着替えた正装姿が白装束でいやんと思いながらの、周平とのお別れシーン。史実ではもうとっくに脱走してたと思ったけど、ここでは近藤さんから、「土方には付いて行くな。」と言われるのね。剣は弱いが勉強好きな周平、というキャラにもちゃんと着地点をつけてて凄い。周平の肩に両手を置いて、「命を惜しめ。」と言う局長。身長差も作用して、ほんとに親子に見えました。三谷さんも言ってたけど、あの香取慎吾に「父性」を感じるなんてねえ…。

そしていよいよ、かっちゃん&トシの「今生の別れ」…。思ったよりあっさりしてたかなあ。またグダ泣きになるかと思ったんだけどね。でも良く考えたら、今までだって「死ぬかもしれない」っていう場面はたくさんあったんだし、特に土方の方は、かっちゃんは絶対助かるって信じてたんでしょうね。「俺がここまでやってこれたのは、お前がいたからだ。」というセリフは、慎吾ちゃんが実際耕史君にショートメールで送った言葉。そして「俺は余計な重荷を与えちまったんじゃないか?」「そんなわけないだろ、あんな楽しい事はなかった。」っていう会話も、この二人に見事にオーバーラップしてますよね。コルクは初回の時から、絶対最後に出てくると思ってたんで、それほど驚かなかったかな。ここで第一回の回想が入ります。私が散々「このドラマは回想シーンを使わないところが素晴らしい」と誉めて来たのに、今回二回も回想シーンが入っていて、正直ちとガッカリだったんですよね。初めて演出された方みたいで、他の部分は凄く良かっただけに、なんだか惜しいなあって。でも二回目見て、ここのコルクの回想はあってもいいかなって思い直しました。私みたいなディープな視聴者ばっかりじゃないから、説明がないとわかりにくいかもしれないし、何よりこの二人がいかにこの一年間で成長したかっていうのが、一目瞭然でしたからね。(ただ冒頭のわんこの回想は、先週見たばかりだし、必要なかったと思います。)そして無言で抱き合う二人。うわ、この時代の男同士で、こんなハグってアリだったのかしら…。土方さん目つぶっちゃって、乙女ちっくすぎ。近藤さんは、もうこの時、何か悟ったような目をしてるんだよなあ…。
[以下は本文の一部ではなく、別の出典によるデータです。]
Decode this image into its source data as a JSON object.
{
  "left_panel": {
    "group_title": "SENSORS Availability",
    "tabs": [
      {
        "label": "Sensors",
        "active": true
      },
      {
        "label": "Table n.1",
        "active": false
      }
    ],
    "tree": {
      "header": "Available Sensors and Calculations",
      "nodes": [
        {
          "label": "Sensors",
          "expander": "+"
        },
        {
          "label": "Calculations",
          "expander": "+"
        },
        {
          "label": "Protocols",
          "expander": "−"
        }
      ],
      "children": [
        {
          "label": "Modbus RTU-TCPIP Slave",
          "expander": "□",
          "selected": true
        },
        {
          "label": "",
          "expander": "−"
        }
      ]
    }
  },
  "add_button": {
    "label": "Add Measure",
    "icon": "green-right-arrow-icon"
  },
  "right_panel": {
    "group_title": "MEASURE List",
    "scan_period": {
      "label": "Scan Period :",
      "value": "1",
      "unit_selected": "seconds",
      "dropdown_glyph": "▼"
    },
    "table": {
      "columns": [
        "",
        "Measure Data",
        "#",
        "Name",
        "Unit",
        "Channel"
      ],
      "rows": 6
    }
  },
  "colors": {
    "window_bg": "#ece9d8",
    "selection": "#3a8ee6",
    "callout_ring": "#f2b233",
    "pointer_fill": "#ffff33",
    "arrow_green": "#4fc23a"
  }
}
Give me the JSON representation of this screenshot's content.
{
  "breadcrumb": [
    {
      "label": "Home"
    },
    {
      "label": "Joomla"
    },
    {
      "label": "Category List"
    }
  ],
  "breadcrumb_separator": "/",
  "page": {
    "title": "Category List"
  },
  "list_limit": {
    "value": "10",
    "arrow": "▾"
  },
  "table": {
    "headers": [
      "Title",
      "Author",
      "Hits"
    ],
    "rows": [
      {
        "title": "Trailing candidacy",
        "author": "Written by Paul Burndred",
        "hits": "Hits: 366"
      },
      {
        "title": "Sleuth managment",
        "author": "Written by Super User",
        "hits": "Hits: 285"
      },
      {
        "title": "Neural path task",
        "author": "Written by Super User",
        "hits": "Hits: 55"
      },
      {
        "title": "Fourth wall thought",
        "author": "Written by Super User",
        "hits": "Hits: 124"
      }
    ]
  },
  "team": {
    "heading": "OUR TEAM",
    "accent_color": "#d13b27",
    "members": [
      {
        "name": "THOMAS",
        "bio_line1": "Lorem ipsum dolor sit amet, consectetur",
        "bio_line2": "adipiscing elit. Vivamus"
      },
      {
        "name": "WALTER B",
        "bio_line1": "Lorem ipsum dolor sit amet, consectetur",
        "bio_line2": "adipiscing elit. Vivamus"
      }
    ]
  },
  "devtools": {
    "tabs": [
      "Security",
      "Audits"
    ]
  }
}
取り調べではガンとして「大久保大和だ!」と言い張り、「一世一代の大芝居」を打つ局長。香川達も諦めかけたその時、なんと軍の中に、新選組の元隊士がいるという。ここも史実を知っていたのに、「ええー!あともうちょっとなのになんでー!!」と、愕然としちゃいました。小説なんかで読んだ時は、さらっと流していたけど、三谷さんたらなんてドラマチックに描くんだろう。その元隊士とは、油小路で逃走した伊東かっしーの右腕、加納さんなのでした!事実は小説より奇なり。

そしてここからがクライマックス。当然数々の新選組モノのように、ここで加納さんが「そうです、こいつが近藤勇です!!」と嬉々として証言するかと思っていたら、加納さん、局長を見てうろたえています。そうか、そう言えば彼は、御陵衛士の中でも穏健派だった。篠原さんが局長を撃った時も、止めようとしていたんだっけ。そしてそんな優しい加納さんの心中を察した局長は、微笑んで「加納君、お久しぶりです。」と…。もうここで涙腺決壊。だって局長の表情が、まるで菩薩みたいに見えたんだもの!そこには香取慎吾じゃなく、全てを悟りきった近藤勇、その人がいました。思わず膝を折り、「ご無沙汰しております、局長。」と深く頭を下げる加納さん。近藤勇の大きさを知り、驚きと感動を隠せない有馬さん。この二人の表情も素晴らしく、そしてそれが「演技」に見えないほど、ここの局長は神々しかった。

そうだよね、「新選組!」の近藤さんなら、自分から言うよね。この為に今までの一年があったんだ。完全に近藤勇に憑依されてる香取慎吾の表情を見て、「私は今何か、凄いモノを見ているんじゃないか?」と呆然としてしまいました。今までも映画やドラマを見て「上手い演技だなー。」と思った事はたくさんあるけど、こんなに役そのものになり切ってる人って初めて見たかもしれない。テクニックで演じてるんじゃなく、同化しちゃってるんだもの。

そんな局長が、ついに来週処刑されてしまう…。慎吾ちゃんが「本当に自分が死ぬんじゃないかと思った。」と言っていたけれど、私もドラマの中の話とは思えないよ。今からつらくてしょうがないよ。鴨暗殺や池田屋、山南さんの切腹あたりが山場なんて言ってたの誰?やっぱり「新選組!」の主人公は近藤勇なんだよ。誰もを分け隔てなく信用し、誰からも愛された局長だからこそ、こんなにも胸が痛い。三谷さん、なんで局長をこんなにイイ人に描いたのよーっ!(八つ当たり)ああ、来週、大丈夫かな私…。ちゃんと月曜はお休み取ったんだけどね…。なんか後半どんどんイタい文章になっちゃってすいませんね。でも本当に感動したんだもの。この回、今までで一番好きかも知れません。何よりも香取慎吾、よくやった!